Statue of Christopher Columbus, in front of Coit Tower.
Coit Tower was paid for with money left by Lillie Hitchcock Coit, a wealthy socialite who loved to chase fires in the early days of the city’s history. Before December 1866, there was no city fire department, and fires in the city, which broke out regularly in the wooden buildings, were extinguished by several volunteer fire companies.
I didn’t have a chance to go up the tower, but it was nice to quickly scope out the base and learn a little about the significance the tower.
View from the base of Coit Tower, facing the Golden Gate Bridge.

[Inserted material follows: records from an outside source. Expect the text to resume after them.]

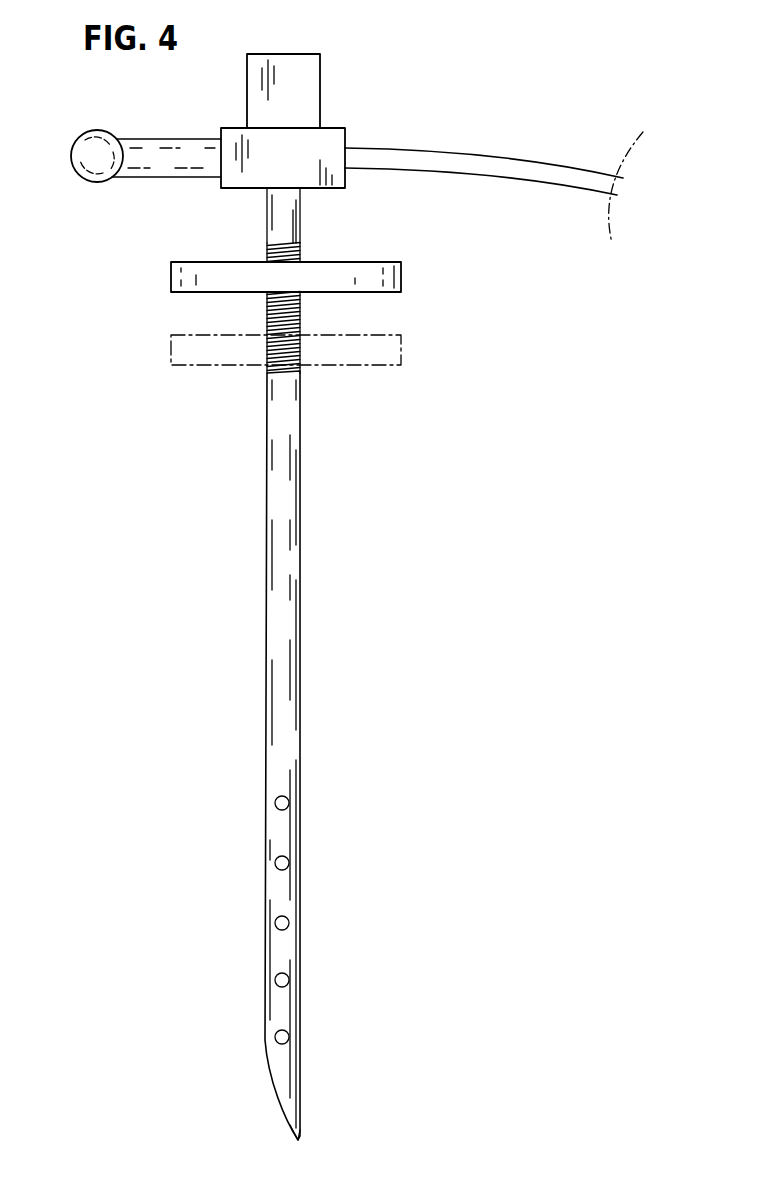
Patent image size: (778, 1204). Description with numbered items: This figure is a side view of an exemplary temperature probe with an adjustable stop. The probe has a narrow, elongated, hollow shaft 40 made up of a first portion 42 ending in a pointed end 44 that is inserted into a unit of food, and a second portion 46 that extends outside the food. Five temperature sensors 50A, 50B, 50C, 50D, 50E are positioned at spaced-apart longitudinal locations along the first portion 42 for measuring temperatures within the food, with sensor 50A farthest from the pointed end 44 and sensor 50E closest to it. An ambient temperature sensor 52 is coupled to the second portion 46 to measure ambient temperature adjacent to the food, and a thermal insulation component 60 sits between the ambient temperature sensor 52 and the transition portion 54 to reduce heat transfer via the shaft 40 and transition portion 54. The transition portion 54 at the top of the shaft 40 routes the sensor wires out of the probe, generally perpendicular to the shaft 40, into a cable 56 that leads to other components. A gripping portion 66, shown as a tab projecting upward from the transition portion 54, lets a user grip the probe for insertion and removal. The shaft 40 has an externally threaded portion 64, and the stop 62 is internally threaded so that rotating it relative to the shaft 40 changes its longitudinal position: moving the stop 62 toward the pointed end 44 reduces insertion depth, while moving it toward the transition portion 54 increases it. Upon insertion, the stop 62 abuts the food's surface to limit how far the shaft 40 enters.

The shaft 40 is at (247, 612).
The first portion 42 is at (272, 712).
The pointed end 44 is at (298, 1140).
The second portion 46 is at (267, 215).
The temperature sensor A 50A is at (275, 803).
The temperature sensor B 50B is at (275, 863).
The temperature sensor C 50C is at (275, 923).
The temperature sensor D 50D is at (275, 980).
The temperature sensor E 50E is at (275, 1037).
The ambient temperature sensor 52 is at (81, 139).
The transition portion 54 is at (325, 128).
The cable 56 is at (437, 150).
The thermal insulation component 60 is at (168, 139).
The stop 62 is at (171, 282).
The externally threaded portion 64 is at (300, 247).
The gripping portion 66 is at (305, 52).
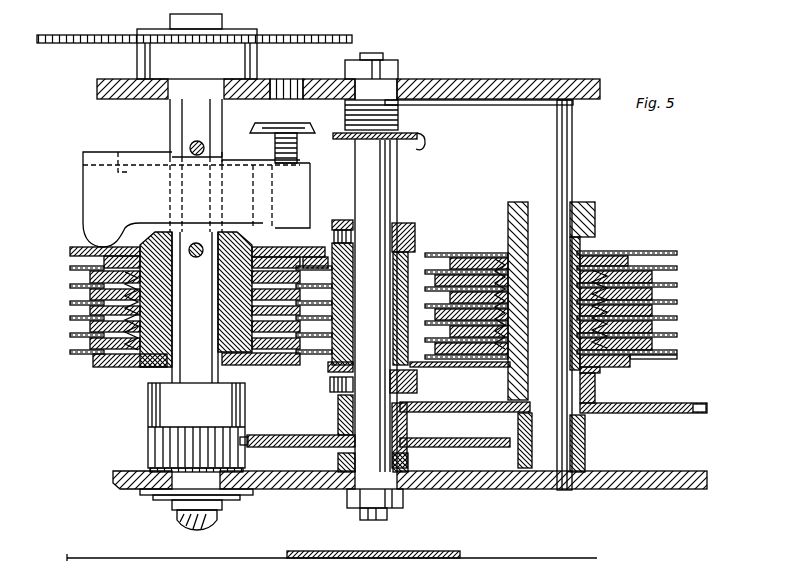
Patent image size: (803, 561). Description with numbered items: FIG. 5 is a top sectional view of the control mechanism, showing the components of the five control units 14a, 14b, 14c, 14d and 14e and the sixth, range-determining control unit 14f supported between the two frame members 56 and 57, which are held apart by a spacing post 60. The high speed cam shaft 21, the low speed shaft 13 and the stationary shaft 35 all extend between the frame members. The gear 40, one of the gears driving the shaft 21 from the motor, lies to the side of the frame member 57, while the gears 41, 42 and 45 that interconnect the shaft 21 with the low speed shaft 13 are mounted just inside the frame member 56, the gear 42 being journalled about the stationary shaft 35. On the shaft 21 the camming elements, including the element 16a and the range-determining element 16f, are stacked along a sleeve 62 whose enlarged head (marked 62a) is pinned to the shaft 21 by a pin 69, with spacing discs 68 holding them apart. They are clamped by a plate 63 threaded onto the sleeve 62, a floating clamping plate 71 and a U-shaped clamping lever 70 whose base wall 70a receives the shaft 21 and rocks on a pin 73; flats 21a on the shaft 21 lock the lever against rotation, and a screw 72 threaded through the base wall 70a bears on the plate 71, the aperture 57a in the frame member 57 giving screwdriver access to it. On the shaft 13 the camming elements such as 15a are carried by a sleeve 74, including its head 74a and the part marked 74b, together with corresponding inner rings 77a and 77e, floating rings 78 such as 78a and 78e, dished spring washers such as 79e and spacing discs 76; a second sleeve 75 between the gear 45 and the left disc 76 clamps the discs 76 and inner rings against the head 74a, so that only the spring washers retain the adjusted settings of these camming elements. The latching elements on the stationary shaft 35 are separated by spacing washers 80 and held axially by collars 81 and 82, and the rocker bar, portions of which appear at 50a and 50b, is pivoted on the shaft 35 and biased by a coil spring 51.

The gear 40 is at (352, 38).
The flats 21a is at (206, 116).
The frame member 57 is at (490, 79).
The aperture 57a is at (292, 84).
The coil spring 51 is at (400, 121).
The washer hook 50b is at (416, 148).
The bolt bracket 50a is at (412, 362).
The clamping lever 70 is at (88, 172).
The base wall 70a is at (116, 153).
The pin 73 is at (191, 145).
The screw 72 is at (311, 158).
The pin 69 is at (194, 244).
The floating clamping plate 71 is at (74, 248).
The camming element 16f is at (70, 257).
The spacing discs 68 is at (70, 336).
The camming element 16a is at (85, 365).
The sleeve 62 is at (242, 369).
The high speed cam shaft 21 is at (170, 372).
The hub plate 62a is at (246, 232).
The plate 63 is at (278, 366).
The collar 81 is at (337, 398).
The collar 82 is at (405, 222).
The spacing discs 76 is at (430, 254).
The floating ring 78e is at (488, 268).
The spacing washers 80 is at (416, 298).
The inner ring 77a is at (460, 366).
The head 74a is at (507, 237).
The sleeve 74 is at (515, 386).
The inner ring 77e is at (598, 265).
The dished spring washer 79e is at (625, 257).
The sixth control unit 14f is at (689, 266).
The control unit 14e is at (688, 281).
The control unit 14d is at (688, 299).
The control unit 14c is at (688, 314).
The control unit 14b is at (688, 331).
The control unit 14a is at (688, 349).
The floating rings 78 is at (676, 354).
The floating ring 78a is at (606, 358).
The second sleeve 75 is at (586, 382).
The low speed shaft 13 is at (597, 393).
The camming element 15a is at (658, 360).
The gear 45 is at (706, 408).
The bracket leg 74b is at (586, 450).
The gear 41 is at (250, 440).
The gear 42 is at (298, 442).
The stationary shaft 35 is at (357, 428).
The frame member 56 is at (633, 491).
The spacing post 60 is at (126, 544).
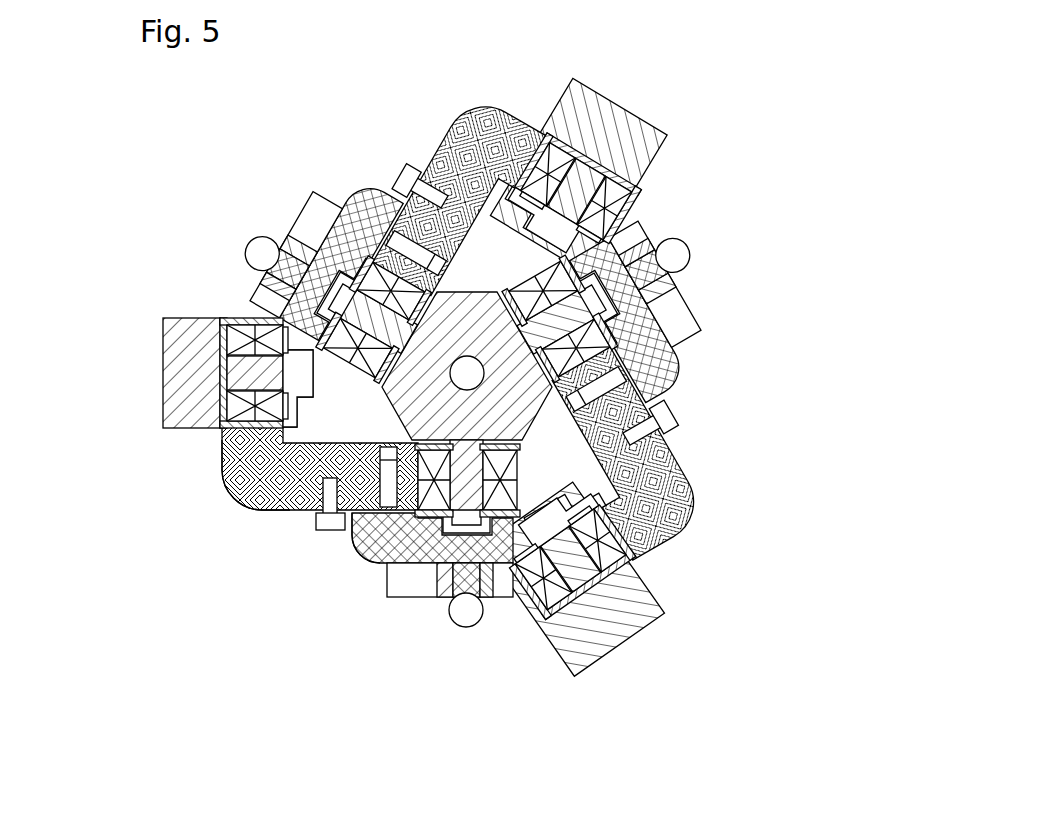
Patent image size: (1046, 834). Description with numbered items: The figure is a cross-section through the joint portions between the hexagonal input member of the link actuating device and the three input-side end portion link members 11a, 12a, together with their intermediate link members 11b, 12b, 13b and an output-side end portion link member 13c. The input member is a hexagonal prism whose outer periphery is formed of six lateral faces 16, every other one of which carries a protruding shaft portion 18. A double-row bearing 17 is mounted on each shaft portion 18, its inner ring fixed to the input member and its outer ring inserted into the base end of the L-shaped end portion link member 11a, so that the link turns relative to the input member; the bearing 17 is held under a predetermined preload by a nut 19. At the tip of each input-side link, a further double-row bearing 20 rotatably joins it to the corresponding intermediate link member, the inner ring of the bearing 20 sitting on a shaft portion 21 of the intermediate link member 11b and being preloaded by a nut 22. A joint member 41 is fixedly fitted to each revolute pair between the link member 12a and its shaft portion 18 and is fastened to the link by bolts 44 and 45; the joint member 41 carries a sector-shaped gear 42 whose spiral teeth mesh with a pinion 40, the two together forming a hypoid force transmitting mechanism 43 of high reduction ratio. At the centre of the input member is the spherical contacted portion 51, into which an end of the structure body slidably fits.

Lillie Coit was one of the more eccentric characters in the history of North Beach and Telegraph Hill, smoking cigars and wearing trousers long before it was socially acceptable for women to do so. She was an avid gambler and often dressed like a man in order to gamble in the males-only establishments that dotted North Beach.
The round about at Cost Tower, with little to no parking.
I’ll probably have to come back here at night—I’m sure the lighting is probably way more interesting.